Non-cancer-specific mortality is the main form of competing risk and should be considered when evaluating prognosis for decision-making and patient counseling. Competing risk nomograms have been developed for several cancers, including lung cancer, middle ear cancer and renal cancer 30-32. As far as we know, this is the first attempt to establish a competing risk nomogram to predict OS and CSS in patients with surgically resected pancreatic head adenocarcinoma. Moreover, a combination of main elements of traditional staging systems and other tumor-associated indices, such as age, tumor differentiation and LNR, ensures that the nomograms display better discrimination power in predicting both OS and CSS compared with 7th and 8th edition TNM staging systems, which was shown by the comparisons of C-indexes and values of AUC. The relatively large cohort size on which the nomogram were developed could also make these results more generalizable than those from single-center studies. Furthermore, the nomograms, which were composed of few predictors, were easily available for doctors to make accurate individual prognosis estimates.
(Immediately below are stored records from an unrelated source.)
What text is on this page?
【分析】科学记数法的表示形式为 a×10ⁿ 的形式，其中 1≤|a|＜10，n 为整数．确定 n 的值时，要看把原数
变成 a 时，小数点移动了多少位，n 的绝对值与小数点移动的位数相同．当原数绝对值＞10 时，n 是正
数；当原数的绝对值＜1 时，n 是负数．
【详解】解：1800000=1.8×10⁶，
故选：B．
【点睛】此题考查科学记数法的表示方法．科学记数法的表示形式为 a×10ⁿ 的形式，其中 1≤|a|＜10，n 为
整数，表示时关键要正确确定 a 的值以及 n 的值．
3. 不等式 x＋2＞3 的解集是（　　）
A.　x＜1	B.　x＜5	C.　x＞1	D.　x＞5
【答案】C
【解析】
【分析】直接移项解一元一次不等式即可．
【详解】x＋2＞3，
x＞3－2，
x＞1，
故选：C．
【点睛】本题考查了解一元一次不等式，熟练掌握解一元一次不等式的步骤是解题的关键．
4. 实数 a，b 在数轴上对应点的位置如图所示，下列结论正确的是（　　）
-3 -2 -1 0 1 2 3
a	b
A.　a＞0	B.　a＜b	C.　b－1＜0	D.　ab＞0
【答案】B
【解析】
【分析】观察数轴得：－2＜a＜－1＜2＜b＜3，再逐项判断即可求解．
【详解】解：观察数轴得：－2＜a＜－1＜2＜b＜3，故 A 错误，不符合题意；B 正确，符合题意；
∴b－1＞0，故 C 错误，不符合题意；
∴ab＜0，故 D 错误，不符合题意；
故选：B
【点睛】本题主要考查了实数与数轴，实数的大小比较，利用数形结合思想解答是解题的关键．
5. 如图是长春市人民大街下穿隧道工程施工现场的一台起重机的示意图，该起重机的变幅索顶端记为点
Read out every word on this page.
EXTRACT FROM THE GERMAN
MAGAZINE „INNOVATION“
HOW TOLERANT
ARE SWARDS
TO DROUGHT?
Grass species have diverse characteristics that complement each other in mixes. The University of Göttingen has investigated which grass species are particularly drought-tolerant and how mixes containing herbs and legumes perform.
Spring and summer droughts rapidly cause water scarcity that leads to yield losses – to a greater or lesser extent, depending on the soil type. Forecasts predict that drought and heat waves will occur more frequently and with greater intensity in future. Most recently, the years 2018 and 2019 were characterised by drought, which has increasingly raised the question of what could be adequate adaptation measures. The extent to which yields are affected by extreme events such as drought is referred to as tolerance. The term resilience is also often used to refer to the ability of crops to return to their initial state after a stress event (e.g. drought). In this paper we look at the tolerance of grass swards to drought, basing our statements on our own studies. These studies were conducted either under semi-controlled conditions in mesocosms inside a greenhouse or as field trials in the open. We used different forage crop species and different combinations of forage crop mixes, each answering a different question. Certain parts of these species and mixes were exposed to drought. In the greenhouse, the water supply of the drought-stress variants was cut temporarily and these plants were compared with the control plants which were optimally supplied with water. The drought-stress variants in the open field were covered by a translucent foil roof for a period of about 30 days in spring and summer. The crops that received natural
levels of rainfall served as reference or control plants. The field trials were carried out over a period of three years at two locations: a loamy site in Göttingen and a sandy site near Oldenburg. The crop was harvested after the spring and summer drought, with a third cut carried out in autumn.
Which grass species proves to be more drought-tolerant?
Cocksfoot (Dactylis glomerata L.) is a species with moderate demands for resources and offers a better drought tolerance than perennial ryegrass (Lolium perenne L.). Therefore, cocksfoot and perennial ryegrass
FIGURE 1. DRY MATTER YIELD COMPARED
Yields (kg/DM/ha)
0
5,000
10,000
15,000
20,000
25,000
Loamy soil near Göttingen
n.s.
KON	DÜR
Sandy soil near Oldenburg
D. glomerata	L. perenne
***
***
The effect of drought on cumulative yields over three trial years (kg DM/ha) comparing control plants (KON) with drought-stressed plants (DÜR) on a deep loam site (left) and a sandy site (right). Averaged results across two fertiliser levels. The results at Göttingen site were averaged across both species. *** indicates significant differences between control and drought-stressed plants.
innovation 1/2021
This study has several limitations that must be taken into account. First, information on serum carbohydrate antigen 19-9 (CA19-9), which is the most widely used tumor marker for PDAC 33, as well as some positive variables associated with prognosis, such as surgical margin status and vascular invasion, was unavailable in the SEER dataset. Inclusion of these variables will be a major part of our future research. In addition, some indices associated with the patient's basic information, such as comorbidity, did not serve as a predictor in the competing risk nomogram. As age was selected as an important predictor in the nomograms, we regarded it as a proxy of comorbidity to offset this limitation. Moreover, we randomly divided patients into two groups: 2/3 for nomogram establishment and 1/3 for nomogram validation, and the C-indexes and AUC values were not relatively high. Although this was a generally accepted method for nomogram construction and validation, and although the nomograms showed better performance in OS and CSS prediction compared with TNM stagings systems, external validation in other populations is still needed to estimate model accuracy. Finally, despite being user-friendly tools to help doctors make decisions, these nomograms did not include all prognostic factors and could not always provide precise prognosis in clinical practice.

In conclusion, we analyzed the prognostic data of surgically resected pancreatic head adenocarcinoma using the SEER database. Cancer-specific mortality and competing risk mortality were evaluated. Furthermore, nomograms for estimating 1-, 2- and 3-year OS and CSS in patients with pancreatic head adenocarcinoma after surgery were established for the first time based on a large study cohort. Our nomograms showed a relatively good performance and may be considered as practical tools to predict prognosis. However, further external validation is still needed.

Acknowledgments

The authors would like to thank SEER for open access to database.